Relatório

Infeção pôs em risco vida de cantoneira atropelada por deputado

Infeção pôs em risco vida de cantoneira atropelada por deputado

O perito do Instituto Nacional de Medicina Legal (INML) que assinou o relatório que refere que, na sequência dos ferimentos sofridos, houve "perigo para a vida" da cantoneira atropelada por um deputado da Assembleia da República confirmou esta quarta-feira, em tribunal, a sua posição, mas precisou que o risco decorreu de uma infeção causada pelos antibióticos usados durante o tratamento das lesões.

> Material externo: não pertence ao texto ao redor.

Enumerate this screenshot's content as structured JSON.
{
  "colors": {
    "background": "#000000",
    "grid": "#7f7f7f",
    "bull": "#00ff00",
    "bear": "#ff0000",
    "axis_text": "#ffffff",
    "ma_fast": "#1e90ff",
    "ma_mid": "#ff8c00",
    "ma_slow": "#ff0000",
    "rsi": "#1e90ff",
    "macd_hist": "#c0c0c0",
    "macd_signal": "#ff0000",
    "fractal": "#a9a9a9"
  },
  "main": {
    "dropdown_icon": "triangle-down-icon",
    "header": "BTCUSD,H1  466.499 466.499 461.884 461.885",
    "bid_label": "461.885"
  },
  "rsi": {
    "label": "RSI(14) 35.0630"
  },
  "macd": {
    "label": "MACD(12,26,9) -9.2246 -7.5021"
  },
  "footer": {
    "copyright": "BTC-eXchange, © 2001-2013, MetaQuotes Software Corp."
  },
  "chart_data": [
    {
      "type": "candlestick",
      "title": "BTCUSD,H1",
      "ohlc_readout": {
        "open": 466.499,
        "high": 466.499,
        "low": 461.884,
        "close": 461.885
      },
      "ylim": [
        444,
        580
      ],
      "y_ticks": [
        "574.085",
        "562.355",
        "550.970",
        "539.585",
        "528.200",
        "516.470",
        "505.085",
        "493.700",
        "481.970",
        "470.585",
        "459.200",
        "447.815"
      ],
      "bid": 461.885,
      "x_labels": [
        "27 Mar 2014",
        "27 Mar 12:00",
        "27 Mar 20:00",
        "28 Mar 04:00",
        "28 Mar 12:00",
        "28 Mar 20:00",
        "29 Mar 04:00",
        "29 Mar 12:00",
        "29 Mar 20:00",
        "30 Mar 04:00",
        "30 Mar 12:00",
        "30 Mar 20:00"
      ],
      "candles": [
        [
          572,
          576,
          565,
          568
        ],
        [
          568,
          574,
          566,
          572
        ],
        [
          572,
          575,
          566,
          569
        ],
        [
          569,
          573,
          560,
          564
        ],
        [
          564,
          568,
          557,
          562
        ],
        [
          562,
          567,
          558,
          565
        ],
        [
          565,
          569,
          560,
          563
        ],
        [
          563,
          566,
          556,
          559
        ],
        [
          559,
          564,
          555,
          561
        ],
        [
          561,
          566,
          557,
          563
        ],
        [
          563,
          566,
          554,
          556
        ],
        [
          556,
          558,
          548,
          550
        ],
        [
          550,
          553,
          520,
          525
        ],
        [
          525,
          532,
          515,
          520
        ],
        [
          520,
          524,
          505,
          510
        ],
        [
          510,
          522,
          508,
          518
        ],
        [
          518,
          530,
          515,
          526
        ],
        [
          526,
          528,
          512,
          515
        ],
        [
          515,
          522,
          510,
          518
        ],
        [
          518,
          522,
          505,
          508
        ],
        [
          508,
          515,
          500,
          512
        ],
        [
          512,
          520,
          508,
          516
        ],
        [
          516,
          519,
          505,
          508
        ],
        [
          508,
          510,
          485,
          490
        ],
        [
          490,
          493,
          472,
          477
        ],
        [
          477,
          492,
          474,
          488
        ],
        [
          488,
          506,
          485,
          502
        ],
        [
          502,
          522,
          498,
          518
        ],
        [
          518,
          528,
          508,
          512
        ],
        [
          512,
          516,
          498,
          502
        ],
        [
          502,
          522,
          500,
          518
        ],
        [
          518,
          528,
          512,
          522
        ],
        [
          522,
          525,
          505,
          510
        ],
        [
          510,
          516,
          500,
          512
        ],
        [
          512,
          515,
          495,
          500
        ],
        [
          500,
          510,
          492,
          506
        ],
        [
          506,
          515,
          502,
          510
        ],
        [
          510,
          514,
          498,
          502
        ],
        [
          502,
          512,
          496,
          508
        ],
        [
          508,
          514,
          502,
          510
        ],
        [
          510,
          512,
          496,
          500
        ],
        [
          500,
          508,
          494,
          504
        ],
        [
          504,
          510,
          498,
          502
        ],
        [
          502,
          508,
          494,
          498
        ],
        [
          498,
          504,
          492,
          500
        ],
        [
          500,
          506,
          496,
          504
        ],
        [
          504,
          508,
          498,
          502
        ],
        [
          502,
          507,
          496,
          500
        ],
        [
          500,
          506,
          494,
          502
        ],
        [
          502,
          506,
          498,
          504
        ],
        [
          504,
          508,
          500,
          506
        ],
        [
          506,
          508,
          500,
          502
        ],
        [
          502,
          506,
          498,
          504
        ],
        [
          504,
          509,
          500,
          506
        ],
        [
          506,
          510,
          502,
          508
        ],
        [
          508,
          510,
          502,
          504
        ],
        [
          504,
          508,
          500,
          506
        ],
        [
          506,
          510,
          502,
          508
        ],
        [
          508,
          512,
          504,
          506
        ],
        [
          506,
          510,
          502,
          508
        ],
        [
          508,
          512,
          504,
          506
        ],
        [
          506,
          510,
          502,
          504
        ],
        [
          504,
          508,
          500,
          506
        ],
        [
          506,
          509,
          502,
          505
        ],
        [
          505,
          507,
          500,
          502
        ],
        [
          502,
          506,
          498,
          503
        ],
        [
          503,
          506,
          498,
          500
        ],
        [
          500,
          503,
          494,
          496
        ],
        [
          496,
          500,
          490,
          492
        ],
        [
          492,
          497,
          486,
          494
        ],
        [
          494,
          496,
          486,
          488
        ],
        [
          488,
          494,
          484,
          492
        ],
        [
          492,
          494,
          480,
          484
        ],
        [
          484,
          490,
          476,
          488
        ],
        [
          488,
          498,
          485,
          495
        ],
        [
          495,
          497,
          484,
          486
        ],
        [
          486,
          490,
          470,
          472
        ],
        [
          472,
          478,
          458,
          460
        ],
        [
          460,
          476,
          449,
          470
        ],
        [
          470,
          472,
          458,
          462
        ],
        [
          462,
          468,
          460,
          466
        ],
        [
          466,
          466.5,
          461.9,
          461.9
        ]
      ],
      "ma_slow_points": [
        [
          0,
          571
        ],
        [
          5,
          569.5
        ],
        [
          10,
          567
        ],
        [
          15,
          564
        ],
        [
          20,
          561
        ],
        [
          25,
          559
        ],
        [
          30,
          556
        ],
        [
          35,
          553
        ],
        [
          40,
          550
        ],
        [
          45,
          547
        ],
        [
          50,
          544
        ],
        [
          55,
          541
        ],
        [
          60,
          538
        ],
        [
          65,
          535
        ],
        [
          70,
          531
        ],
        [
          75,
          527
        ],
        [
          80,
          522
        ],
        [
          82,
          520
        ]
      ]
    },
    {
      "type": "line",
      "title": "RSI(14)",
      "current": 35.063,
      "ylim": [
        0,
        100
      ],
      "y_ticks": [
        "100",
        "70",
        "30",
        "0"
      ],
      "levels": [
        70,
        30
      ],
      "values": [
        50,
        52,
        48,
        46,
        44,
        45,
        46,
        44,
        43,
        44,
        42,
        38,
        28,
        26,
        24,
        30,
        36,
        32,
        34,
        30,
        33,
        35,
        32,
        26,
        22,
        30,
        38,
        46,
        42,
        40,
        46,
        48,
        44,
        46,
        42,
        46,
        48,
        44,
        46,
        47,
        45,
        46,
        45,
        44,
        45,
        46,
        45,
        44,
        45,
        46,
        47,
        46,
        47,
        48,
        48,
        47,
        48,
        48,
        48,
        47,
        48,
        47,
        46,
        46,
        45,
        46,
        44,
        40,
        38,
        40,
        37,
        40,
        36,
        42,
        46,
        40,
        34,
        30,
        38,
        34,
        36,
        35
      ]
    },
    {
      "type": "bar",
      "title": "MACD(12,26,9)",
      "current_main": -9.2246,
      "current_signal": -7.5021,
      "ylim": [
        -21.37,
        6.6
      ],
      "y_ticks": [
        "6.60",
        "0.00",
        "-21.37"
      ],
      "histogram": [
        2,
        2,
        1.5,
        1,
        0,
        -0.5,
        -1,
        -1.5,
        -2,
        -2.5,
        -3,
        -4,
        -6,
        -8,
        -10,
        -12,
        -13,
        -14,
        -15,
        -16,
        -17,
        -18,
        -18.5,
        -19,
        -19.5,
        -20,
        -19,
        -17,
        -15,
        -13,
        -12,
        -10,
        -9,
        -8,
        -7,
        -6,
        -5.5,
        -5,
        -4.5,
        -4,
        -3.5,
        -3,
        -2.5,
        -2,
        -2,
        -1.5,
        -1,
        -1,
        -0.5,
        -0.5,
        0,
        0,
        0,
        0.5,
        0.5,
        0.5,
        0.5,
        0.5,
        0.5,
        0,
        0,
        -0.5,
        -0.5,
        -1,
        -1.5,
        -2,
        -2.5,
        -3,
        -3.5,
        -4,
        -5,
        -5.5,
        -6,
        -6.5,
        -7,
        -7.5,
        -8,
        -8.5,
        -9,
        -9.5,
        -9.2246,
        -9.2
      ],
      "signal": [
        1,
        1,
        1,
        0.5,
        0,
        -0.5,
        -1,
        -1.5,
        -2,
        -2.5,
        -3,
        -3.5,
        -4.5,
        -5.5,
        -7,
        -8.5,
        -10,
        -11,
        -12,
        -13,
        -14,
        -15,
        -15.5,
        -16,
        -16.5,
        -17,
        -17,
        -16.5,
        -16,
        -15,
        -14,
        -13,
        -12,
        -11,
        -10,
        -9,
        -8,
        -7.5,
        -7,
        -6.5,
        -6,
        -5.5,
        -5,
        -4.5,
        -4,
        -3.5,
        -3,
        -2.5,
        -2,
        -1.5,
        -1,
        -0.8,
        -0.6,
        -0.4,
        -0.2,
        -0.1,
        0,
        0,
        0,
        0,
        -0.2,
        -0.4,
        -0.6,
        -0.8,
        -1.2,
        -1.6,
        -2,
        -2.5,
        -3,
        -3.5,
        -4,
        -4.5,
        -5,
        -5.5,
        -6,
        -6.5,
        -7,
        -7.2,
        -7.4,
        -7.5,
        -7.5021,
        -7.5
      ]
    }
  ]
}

Pedro Delgado Alves - deputado socialista e presidente da Junta de Freguesia do Lumiar, em Lisboa - está acusado de um crime de ofensa à integridade física por negligência grave depois de, na madrugada de 17 de maio de 2016, ter chocado contra um camião do lixo parado na via direita da Avenida Almirante Gago Coutinho, na capital. O carro atingiu uma cantoneira, que, no momento do acidente, se encontrava de pé no estribo do lado esquerdo do veículo, enquanto o colega descarregava os caixotes do lixo ali existentes. Na sequência do acidente, Maria Lúcia Santos ficou ferida com gravidade na perna esquerda e foi obrigada a tirar 596 dias de baixa.

Esta quarta-feira, o perito do INML que, baseado nos documentos médicos, concluiu que a trabalhadora chegou a correr perigo de vida, explicou em tribunal que, da pancada do acidente, resultou uma lesão nos intestinos da vítima que, ao ser tratada com antibióticos, causou uma inflamação do cólon potencialmente fatal. A infeção acabou por evoluir favoravelmente, mas o especialista considera que, "neste contexto" houve mesmo "perigo para a vida" de Maria Lúcia Santos. A opinião foi corroborada pelo Ministério Público na acusação do deputado.

Se for condenado, Pedro Delgado Alves incorre numa pena até dois anos de prisão ou de multa até 240 dias. Na primeira sessão do julgamento, a 9 de maio, o socialista confirmou, no essencial, os acontecimentos, mas justificou o embate com uma avaria no carro, que pertencia à sua companheira.

"Na redução da mudança, da quarta para a terceira, o carro deixou de reagir, o volante ficou trancado e não o consegui mexer", afirmou o deputado, que, apesar de, na madrugada de 17 de maio de 2016, transitar na via do meio, considerou, ao avistar o camião do lixo, que seria mais seguro circular mais ao centro da mesma e não tanto à direita. Terá sido durante esse movimento - primeiro para a esquerda e depois para a direita - que o bloqueio da direção terá acontecido.

Ainda assim, Pedro Alves reconheceu que a falha mecânica já ocorrera noutras ocasiões, mas sempre em situação de estacionamento e nunca em circulação. Na revisão do carro, cumprida dias antes, não terá sido detetado qualquer problema. Esta quarta-feira, o tribunal aceitou o pedido de defesa para juntar aos autos os documentos então elaborados pela oficina. Na madrugada do acidente, o deputado não acusou a presença de álcool no sangue.

As alegações finais do julgamento estão agendadas para 1 de julho, no Juízo Local Criminal de Lisboa. Paralelamente, Maria Lúcia Santos exige a Pedro Delgado Alves, nos tribunais cíveis, uma indemnização de 560 mil euros.